Warning: a pregnancy help organization (PHO) is not a “closely held for profit corporation.” No, indeed, it is not. However, if it does not have the one thing that will help connect it to this ruling, namely, solid footing that it is intended to be and acts, at least in part, like a religious organization, then the finding today will likely not serve as protection in future government encroachment.
The court noted in its ruling that “[T]he Hahns and Greens have a sincere religious belief that life begins at conception. They therefore object on religious grounds to providing health insurance covering methods of birth control that, as HHS acknowledges may result in the destruction of an embryo. By requiring the Hahns and Greens and their companies to arrange for such coverage, the HHS mandate demands they engage in conduct that seriously violates their religious beliefs.”
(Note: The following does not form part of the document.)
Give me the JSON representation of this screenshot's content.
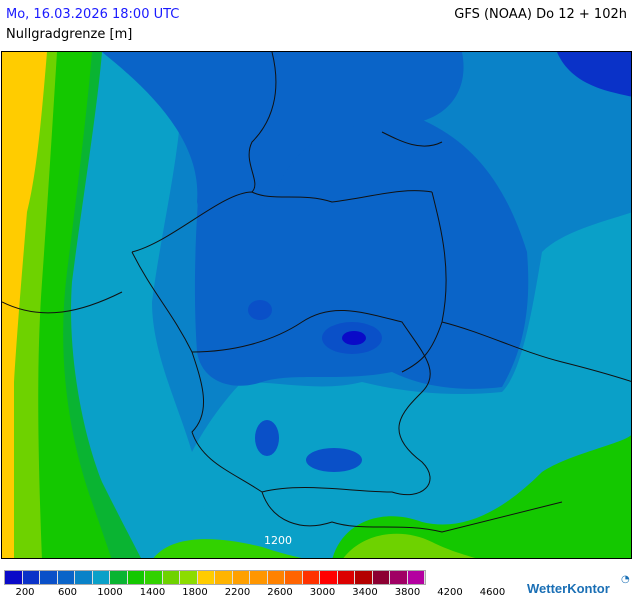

A pregnancy help organization staffed by Christians motivated by biblical faith is likely not enough evidence of being a “religious organization.” So what can a PHO do to position itself appropriately as a “religious organization”? The best evidence must be found entrenched in its own governing documents.
Alliance Defending Freedom, one of the same organizations that championed the Hobby Lobby case to victory at the Supreme Court level, provides insights into how PHOs can best protect themselves. Just two years ago, Joseph Infranco, Senior Counsel at ADF, wrote “To Be or Not to Be a Religious Non-Profit: The Question for all PRCs.” In his article (which is reprinted in full in this issue of Capitol Matters) , Mr. Infranco references LeBoon v. Lancaster Jewish Community Center Ass'n, 503 F.3d 217 (3d Cir.2007) in which the Third Circuit articulated a nine-part test which included #3 “whether the entity's articles of incorporation or other pertinent documents state a religious purpose.”
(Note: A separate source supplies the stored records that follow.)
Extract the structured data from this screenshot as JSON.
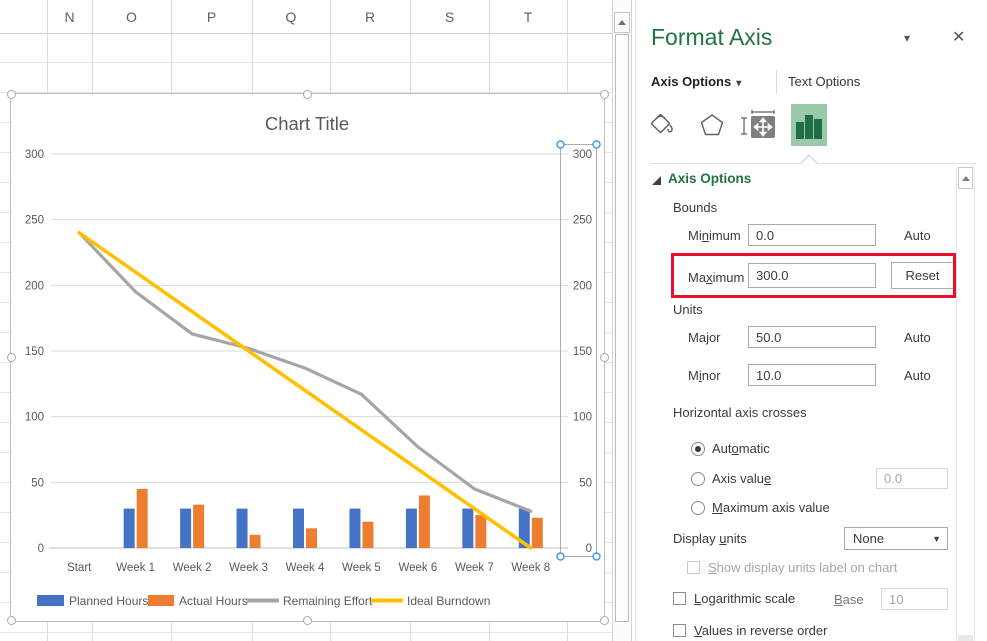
{
  "spreadsheet": {
    "column_headers": [
      "N",
      "O",
      "P",
      "Q",
      "R",
      "S",
      "T"
    ]
  },
  "chart_data": {
    "type": "combo",
    "title": "Chart Title",
    "categories": [
      "Start",
      "Week 1",
      "Week 2",
      "Week 3",
      "Week 4",
      "Week 5",
      "Week 6",
      "Week 7",
      "Week 8"
    ],
    "series": [
      {
        "name": "Planned Hours",
        "type": "bar",
        "color": "#4472C4",
        "values": [
          null,
          30,
          30,
          30,
          30,
          30,
          30,
          30,
          30
        ]
      },
      {
        "name": "Actual Hours",
        "type": "bar",
        "color": "#ED7D31",
        "values": [
          null,
          45,
          33,
          10,
          15,
          20,
          40,
          25,
          23
        ]
      },
      {
        "name": "Remaining Effort",
        "type": "line",
        "color": "#A5A5A5",
        "values": [
          240,
          195,
          163,
          152,
          137,
          117,
          77,
          45,
          28
        ]
      },
      {
        "name": "Ideal Burndown",
        "type": "line",
        "color": "#FFC000",
        "values": [
          240,
          210,
          180,
          150,
          120,
          90,
          60,
          30,
          0
        ]
      }
    ],
    "primary_y_axis": {
      "min": 0,
      "max": 300,
      "major_unit": 50
    },
    "secondary_y_axis": {
      "min": 0,
      "max": 300,
      "major_unit": 50,
      "selected": true
    },
    "legend_position": "bottom",
    "gridlines": true
  },
  "pane": {
    "title": "Format Axis",
    "tabs": {
      "axis_options": "Axis Options",
      "text_options": "Text Options"
    },
    "section_header": "Axis Options",
    "bounds": {
      "label": "Bounds",
      "minimum": {
        "label": "Minimum",
        "underline_index": 2,
        "value": "0.0",
        "auto": "Auto"
      },
      "maximum": {
        "label": "Maximum",
        "underline_index": 2,
        "value": "300.0",
        "reset": "Reset"
      }
    },
    "units": {
      "label": "Units",
      "major": {
        "label": "Major",
        "underline_index": 2,
        "value": "50.0",
        "auto": "Auto"
      },
      "minor": {
        "label": "Minor",
        "underline_index": 1,
        "value": "10.0",
        "auto": "Auto"
      }
    },
    "crosses": {
      "label": "Horizontal axis crosses",
      "automatic": {
        "label": "Automatic",
        "underline_index": 3,
        "selected": true
      },
      "axis_value": {
        "label": "Axis value",
        "underline_index": 9,
        "selected": false,
        "value": "0.0",
        "disabled": true
      },
      "max_axis_value": {
        "label": "Maximum axis value",
        "underline_index": 0,
        "selected": false
      }
    },
    "display_units": {
      "label": "Display units",
      "underline_index": 8,
      "value": "None",
      "show_label": {
        "label": "Show display units label on chart",
        "underline_index": 0,
        "checked": false,
        "disabled": true
      }
    },
    "logarithmic": {
      "label": "Logarithmic scale",
      "underline_index": 0,
      "checked": false,
      "base": {
        "label": "Base",
        "underline_index": 0,
        "value": "10",
        "disabled": true
      }
    },
    "reverse": {
      "label": "Values in reverse order",
      "underline_index": 0,
      "checked": false
    },
    "glyphs": {
      "pane_menu": "▾",
      "close": "✕",
      "tab_caret": "▾",
      "dropdown": "▼"
    }
  },
  "annotation": {
    "color": "#e8112d"
  }
}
Do your articles of incorporation, bylaws, and policy and procedure clearly identify your religious nature? If not, making the case you should be afforded “religious liberty” is difficult at best.
The question could be asked, “If your organization were on trial for being religious, would there be enough evidence to convict you?” In order to appropriate the benefit of the First Amendment and the religious liberty flowing from it, we should intentionally plant the evidence of our religious nature. We need to wisely assert the Christian values motivating and informing our missional efforts. Mr. Infranco’s full article tells us why and how it is important.
We are grateful for Hobby Lobby and the Alliance Defending Freedom team for bringing this battle before the Supreme Court. Let’s do our part to position ourselves for future ones!